What’s behind these trends? “First, over the past
century, the United States, like most if not all economically advanced
countries, has experienced an increase in average life span,”
Poole said. “Second, these countries have also seen a declining
birth rate, especially since 1960 or so. Consequently, the number
of persons reaching the age at which they’re eligible for
benefits has been rising faster than the number in the labor force
paying taxes.”
Poole said, “It is a great achievement that people are living
longer and usually in better health and financial comfort than their
parents or grandparents. The downside, however, is that benefits
from existing government-run pension systems will in the near future
exceed the inflow of tax revenues to finance those payments unless
steps are taken to reduce benefits, raise the retirement age and/or
increase taxes on current workers and their employers.”
Several countries, Poole said, have taken steps to encourage people
to remain in the labor force as they get older. “Some have
done so by strengthening the link between contributions and benefits,”
he said. “For example, Sweden has introduced ‘notional
accounts,’ by which participants can see their potential pension
benefits rise as they work longer and contribute more to the system.
In this sense, Sweden’s system has become more like the U.S.

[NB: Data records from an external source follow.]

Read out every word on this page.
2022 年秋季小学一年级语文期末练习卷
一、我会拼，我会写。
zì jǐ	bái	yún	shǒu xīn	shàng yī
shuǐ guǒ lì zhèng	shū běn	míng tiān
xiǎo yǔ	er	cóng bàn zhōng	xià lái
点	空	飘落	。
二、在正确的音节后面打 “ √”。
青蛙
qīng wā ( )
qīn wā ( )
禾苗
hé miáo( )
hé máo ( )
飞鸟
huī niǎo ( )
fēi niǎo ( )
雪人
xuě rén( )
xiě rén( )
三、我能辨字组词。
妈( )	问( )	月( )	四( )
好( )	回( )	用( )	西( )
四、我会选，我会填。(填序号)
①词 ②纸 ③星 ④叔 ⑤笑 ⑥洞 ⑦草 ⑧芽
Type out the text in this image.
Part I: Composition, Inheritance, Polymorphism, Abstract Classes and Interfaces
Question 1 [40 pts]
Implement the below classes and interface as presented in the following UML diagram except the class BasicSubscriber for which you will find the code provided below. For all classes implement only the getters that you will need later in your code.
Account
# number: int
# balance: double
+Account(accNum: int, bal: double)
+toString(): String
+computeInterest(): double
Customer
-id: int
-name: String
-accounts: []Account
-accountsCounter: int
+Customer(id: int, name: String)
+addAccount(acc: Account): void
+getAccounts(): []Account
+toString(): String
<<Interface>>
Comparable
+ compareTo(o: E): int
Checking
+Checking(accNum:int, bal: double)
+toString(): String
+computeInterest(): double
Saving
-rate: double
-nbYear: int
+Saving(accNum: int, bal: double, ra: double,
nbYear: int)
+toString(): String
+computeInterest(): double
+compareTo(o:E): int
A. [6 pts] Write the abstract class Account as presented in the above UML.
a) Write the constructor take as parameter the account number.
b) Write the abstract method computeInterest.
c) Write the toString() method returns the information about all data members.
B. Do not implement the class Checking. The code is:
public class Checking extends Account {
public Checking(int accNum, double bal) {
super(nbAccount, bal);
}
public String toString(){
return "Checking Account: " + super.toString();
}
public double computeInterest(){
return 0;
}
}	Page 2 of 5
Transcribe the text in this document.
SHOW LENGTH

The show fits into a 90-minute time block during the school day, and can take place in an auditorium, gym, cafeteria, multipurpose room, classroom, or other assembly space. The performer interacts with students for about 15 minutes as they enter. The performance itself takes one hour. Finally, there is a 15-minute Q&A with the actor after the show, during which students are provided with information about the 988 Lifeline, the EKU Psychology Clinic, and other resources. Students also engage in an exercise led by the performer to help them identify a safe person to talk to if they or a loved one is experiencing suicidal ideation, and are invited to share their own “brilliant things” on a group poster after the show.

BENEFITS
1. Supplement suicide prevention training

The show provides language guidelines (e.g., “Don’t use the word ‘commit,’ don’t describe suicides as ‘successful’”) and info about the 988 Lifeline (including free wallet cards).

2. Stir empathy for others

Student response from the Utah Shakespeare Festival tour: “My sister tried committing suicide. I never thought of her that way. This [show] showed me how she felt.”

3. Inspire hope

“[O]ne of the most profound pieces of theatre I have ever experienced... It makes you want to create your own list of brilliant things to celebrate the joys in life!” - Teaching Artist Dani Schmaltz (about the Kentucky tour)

Social Security System.” Other countries, he said, have taken
steps to reduce payments to persons retiring before the normal retirement
age.
“There are no easy solutions to the problem of how to ensure
that our public pension system remains sound in the face of inevitable
demographic changes,” Poole said. “Compared to many
countries, however, we in the United States are lucky. We have a
strong economy supporting a high standard of living, a high rate
of labor force participation and our Social Security system imposes
relatively little distortion on the retirement decisions of persons
younger than age 70. Still, we must make some changes to ensure
our system’s long run solvency, and that will involve hard
choices. Understanding the nature of those choices, why they must
be made and lessons from experience abroad should help the nation
address these important issues in a sound, long lasting way."